VATICAN CITY, MAY 9, 2002 (Zenit.org).- Wary of a clericalization of the laity and a laicization of the clergy, John Paul II insisted that the relation between priests and faithful is one of complementarity, not equality.

The Holy Father clarified the Church´s position on this matter when he met with the bishops of the Antilles at the end of their quinquennial "ad limina" visit to the Holy See.

In his farewell address to the bishops, the Pope reminded them that "first and foremost, you are priests."

"[You are] not corporate executives, business managers, finance officers or bureaucrats, but priests," he said.

"This means above all that you have been set apart to offer sacrifice, since this is the essence of priesthood, and the core of the Christian priesthood is the offering of the sacrifice of Christ," the Holy Father added.

The Holy Father reminded the bishops that the Second Vatican Council resulted in "the awakening of the lay faithful in the Church," but that this does not signal an alteration in the laity´s irreplaceable role.

Specifically, the Pope said, some "persons, we know, affirm that the decrease in the number of priests is the work of the Holy Spirit, and that God himself will lead the Church, making it so that the government of the lay faithful will take the place of the government of priests."

"Such a statement certainly does not take account of what the Council Fathers said when they sought to promote a greater involvement of the lay faithful in the Church," the Pontiff stressed.

"In their teachings, the Council Fathers simply underscored the deep complementarity between priests and the laity that the symphonic nature of the Church implies," the Pope explained.
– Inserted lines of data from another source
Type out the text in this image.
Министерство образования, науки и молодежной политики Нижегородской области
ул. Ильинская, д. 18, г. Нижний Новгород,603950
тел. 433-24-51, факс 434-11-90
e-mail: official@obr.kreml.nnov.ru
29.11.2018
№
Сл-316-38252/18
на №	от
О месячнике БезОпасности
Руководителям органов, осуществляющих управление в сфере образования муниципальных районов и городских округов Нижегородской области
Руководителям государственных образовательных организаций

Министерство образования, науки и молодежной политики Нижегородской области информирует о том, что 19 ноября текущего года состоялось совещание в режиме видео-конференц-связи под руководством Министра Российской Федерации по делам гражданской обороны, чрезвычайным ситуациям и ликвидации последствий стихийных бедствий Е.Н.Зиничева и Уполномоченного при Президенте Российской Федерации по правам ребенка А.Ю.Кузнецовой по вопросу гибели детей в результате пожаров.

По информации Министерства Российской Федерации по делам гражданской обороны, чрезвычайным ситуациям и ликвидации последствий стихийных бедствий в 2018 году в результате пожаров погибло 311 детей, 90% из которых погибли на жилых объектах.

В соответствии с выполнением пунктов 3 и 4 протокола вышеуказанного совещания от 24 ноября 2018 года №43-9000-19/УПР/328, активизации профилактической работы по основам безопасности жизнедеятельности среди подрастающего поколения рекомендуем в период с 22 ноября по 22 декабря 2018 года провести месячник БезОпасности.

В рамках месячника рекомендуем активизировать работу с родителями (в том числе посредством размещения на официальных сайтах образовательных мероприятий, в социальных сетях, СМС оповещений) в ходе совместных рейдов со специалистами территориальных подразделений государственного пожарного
"A poor understanding of this complementarity has sometimes led to a crisis of identity and confidence among priests, and also to forms of commitment by the laity that are too clerical or too politicized," the Holy Father continued.

John Paul II warned that the involvement "by the laity becomes a form of clericalism when the sacramental or liturgical roles that belong to the priest are assumed by the lay faithful, or when the latter set out to accomplish tasks of pastoral governing that properly belong to the priest."
"It is the priest who, as an ordained minister and in the name of Christ, presides over the Christian community on liturgical and pastoral levels," the Pope pointed out. "The laity can assist him in this in many ways."

However, "the premier place of the exercise of the lay vocation is in the world of economic, social, political and cultural realities. It is in this world that lay people are called to live their baptismal vocation," the Holy Father stressed.

At a time of "insidious secularization," it might "seem strange that the Church insists so much on the secular vocation of the laity, but it is precisely this Gospel witness by the faithful in the world that is the heart of the Church´s answer to the malaise of secularization," the Pope emphasized.

"The commitment of lay persons is politicized when the laity is absorbed by the exercise of ´power´ within the Church," John Paul II added. "That happens when the Church is not seen in terms of the mystery of grace that characterizes her, but rather in sociological or even political terms."

The clericalization of the laity and laicization of the clergy occurs when "it is not service but power that shapes all forms of government in the Church, be it in the clergy or the laity, [when] opposing interests start to make themselves felt," he warned.

What "the Church needs is a deeper and more creative sense of complementarity between the vocation of the priest and that of the laity," he concluded.